Pour les élections, quels sont les objectifs que vous vous êtes fixés ?

Le report des élections, qui sous-entend la prolongation indue du mandat présidentiel, est de plus en plus mis en avant. Notre position sur ce point est claire : il faut mettre en œuvre un calendrier électoral et organiser dans les délais prévus deux scrutins qui sont constitutionnellement obligatoires : la présidentielle et les élections législatives nationales et provinciales. Sur cette base, nous demandons deux choses : la publication au 30 janvier 2016 au plus tard d'un nouveau calendrier électoral consensuel et réaliste, concentré sur ces deux scrutins, et, au plus tard le 10 février 2016, le démarrage des premières opérations électorales (enregistrement des électeurs).

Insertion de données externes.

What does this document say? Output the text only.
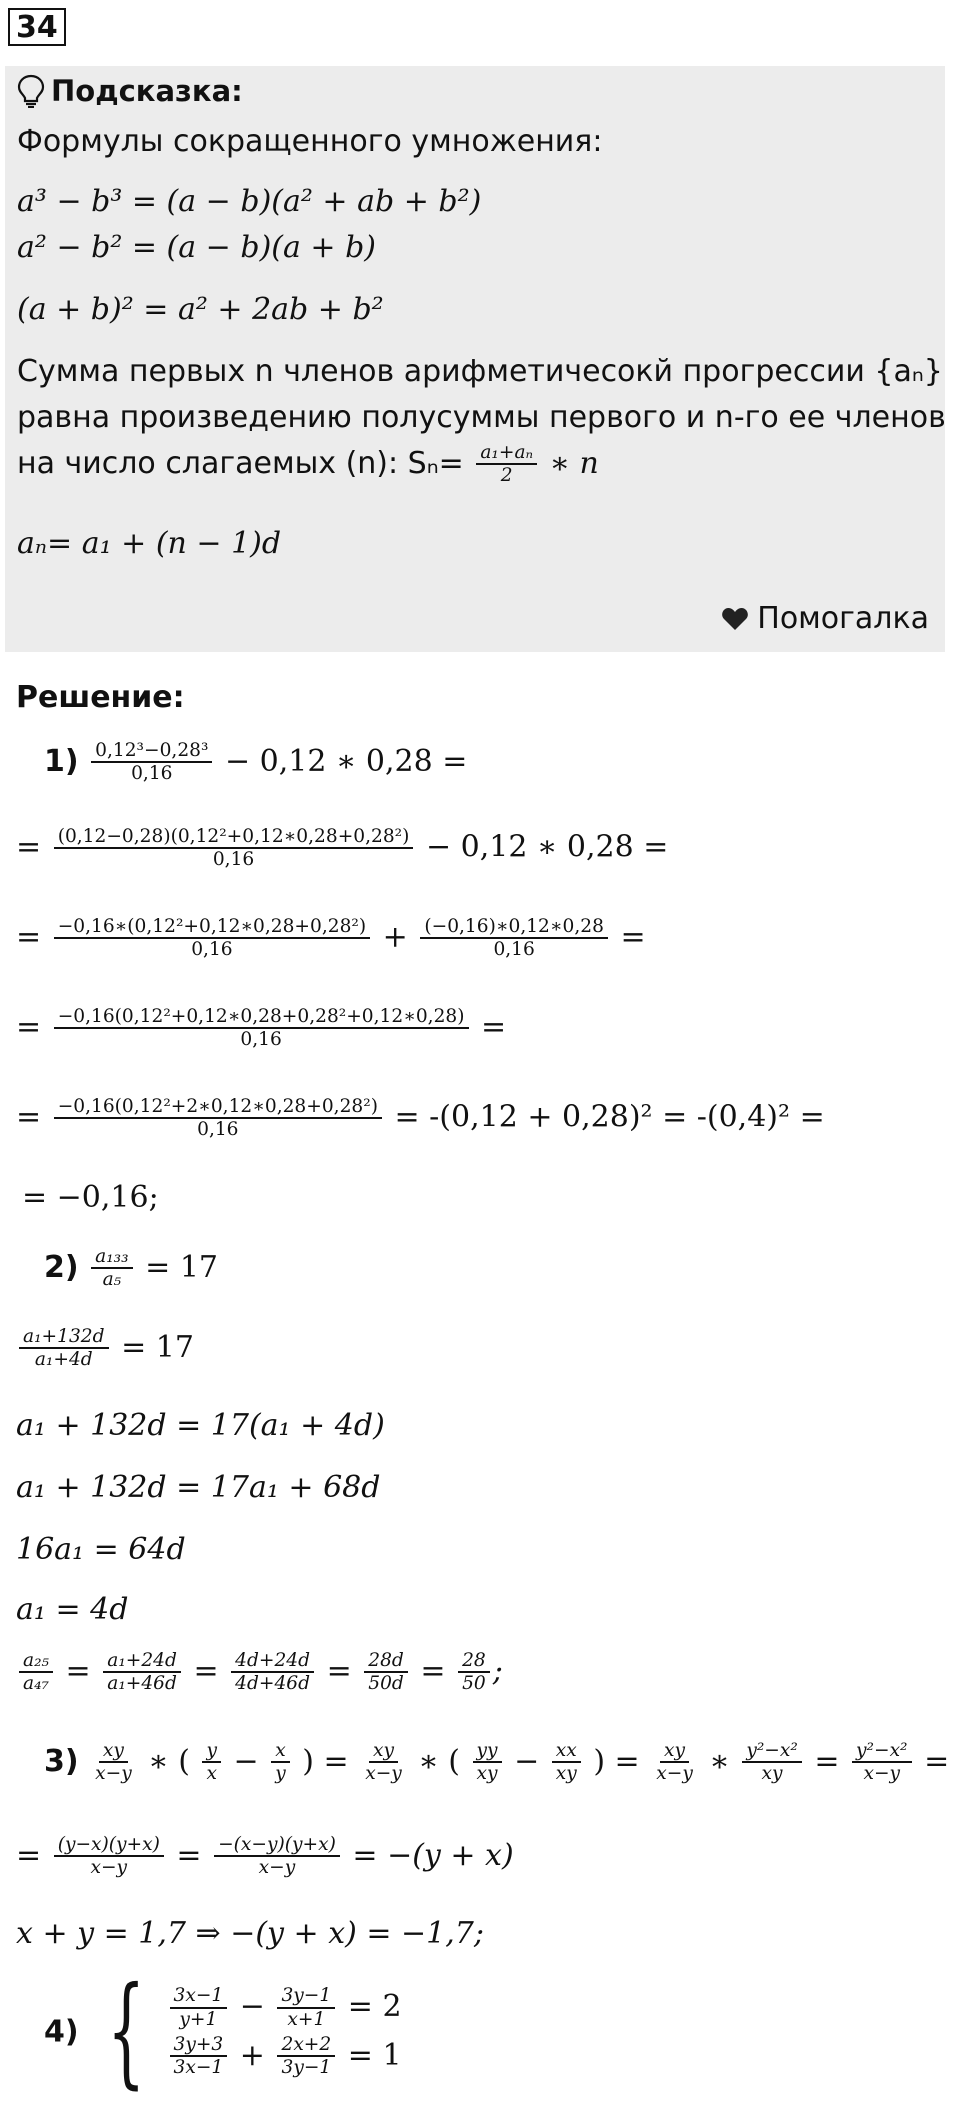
34
Подсказка:
Формулы сокращенного умножения:
a³ − b³ = (a − b)(a² + ab + b²)
a² − b² = (a − b)(a + b)
(a + b)² = a² + 2ab + b²
Сумма первых n членов арифметичесокй прогрессии {aₙ}
равна произведению полусуммы первого и n-го ее членов
на число слагаемых (n): $S_n= \frac{\text{a₁+aₙ}}{2}$ ∗ n
aₙ= a₁ + (n − 1)d
Помогалка
Решение:
$1) \frac{\text{0,12³−0,28³}}{0,16} - 0,12$ ∗ 0,28 =
= $\frac{\text{(0,12−0,28)(0,12²+0,12∗0,28+0,28²)}}{0,16} - 0,12$ ∗ 0,28 =
= $\frac{\text{−0,16∗(0,12²+0,12∗0,28+0,28²)}}{0,16} + \frac{(-0,16)∗0,12∗0,28}{0,16}$ =
= $\frac{\text{−0,16(0,12²+0,12∗0,28+0,28²+0,12∗0,28)}}{0,16}$ =
= $\frac{\text{−0,16(0,12²+2∗0,12∗0,28+0,28²)}}{0,16} = -(0,12 + 0,28)^2 = -(0,4)^2$ =
= −0,16;
$2) \frac{\text{a₁₃₃}}{\text{a₅}} = 17$
$\frac{\text{a₁+132d}}{\text{a₁+4d}} = 17$
a₁ + 132d = 17(a₁ + 4d)
a₁ + 132d = 17a₁ + 68d
16a₁ = 64d
a₁ = 4d
$\frac{\text{a₂₅}}{\text{a₄₇}} = \frac{\text{a₁+24d}}{\text{a₁+46d}} = \frac{4d+24d}{4d+46d} = \frac{28d}{50d} = \frac{28}{50}$ ;
$3) \frac{xy}{x-y}$ ∗ ( $\frac{y}{x} - \frac{x}{y}$ ) = $\frac{xy}{x-y}$ ∗ ( $\frac{yy}{xy} - \frac{xx}{xy}$ ) = $\frac{xy}{x-y}$ ∗ $\frac{\text{y²−x²}}{xy} = \frac{\text{y²−x²}}{x-y}$ =
= $\frac{(y-x)(y+x)}{x-y} = \frac{-(x-y)(y+x)}{x-y} = -(y + x)$
x + y = 1,7 ⇒ −(y + x) = −1,7;
4) { $\frac{3x-1}{y+1} - \frac{3y-1}{x+1} = 2$
$\frac{3y+3}{3x-1} + \frac{2x+2}{3y-1} = 1$
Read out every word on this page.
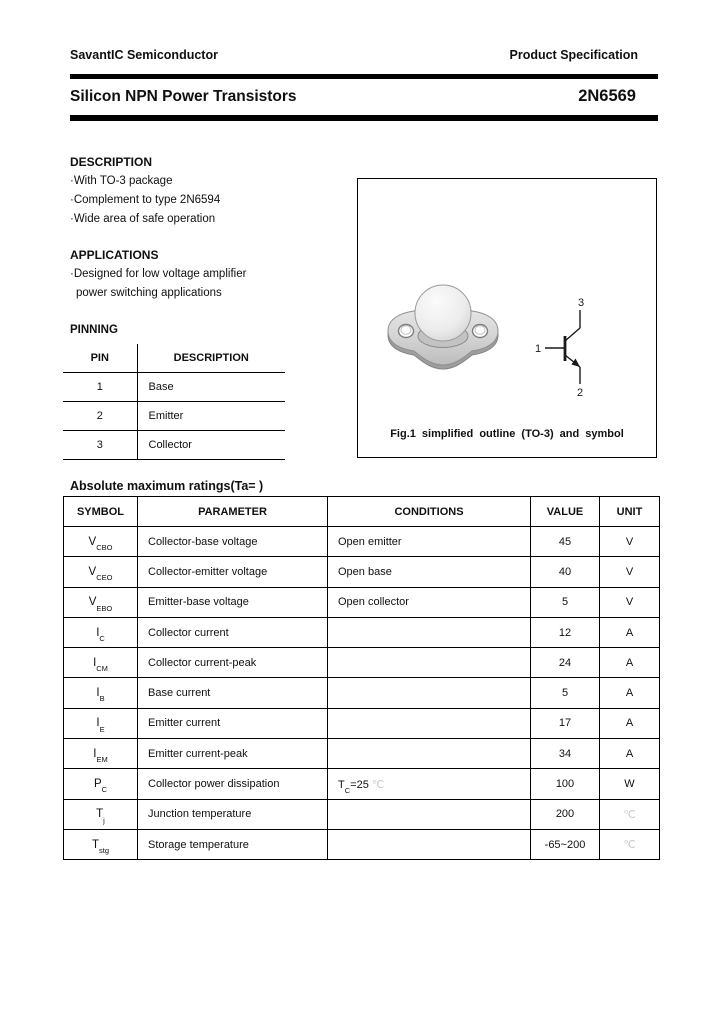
SavantIC Semiconductor	Product Specification
Silicon NPN Power Transistors	2N6569
DESCRIPTION
·With TO-3 package
·Complement to type 2N6594
·Wide area of safe operation
APPLICATIONS
·Designed for low voltage amplifier
power switching applications
PINNING
PIN	DESCRIPTION
1	Base
2	Emitter
3	Collector
3
1
2
Fig.1 simplified outline (TO-3) and symbol
Absolute maximum ratings(Ta= )
SYMBOL	PARAMETER	CONDITIONS	VALUE	UNIT
$V_{CBO}$	Collector-base voltage	Open emitter	45	V
$V_{CEO}$	Collector-emitter voltage	Open base	40	V
$V_{EBO}$	Emitter-base voltage	Open collector	5	V
$I_C$	Collector current		12	A
$I_{CM}$	Collector current-peak		24	A
$I_B$	Base current		5	A
$I_E$	Emitter current		17	A
$I_{EM}$	Emitter current-peak		34	A
$P_C$	Collector power dissipation	$T_C=25$ ℃	100	W
$T_j$	Junction temperature		200	℃
$T_{stg}$	Storage temperature		-65~200	℃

La question d'un candidat commun de l'opposition n'est-elle donc pas dans votre agenda ?

Nous sommes un front citoyen. Les citoyens veulent que la démocratie puisse s'ancrer et avancer. Cela passe par les élections. Nous voulons exercer notre droit de choisir. Le choix ou non d'un candidat unique est l'affaire des politiques. C'est un autre débat qui n'est pas le nôtre.

Comment les relations entre les acteurs de la société civile et les partis politiques au sein du Front citoyen s'articulent-elles ?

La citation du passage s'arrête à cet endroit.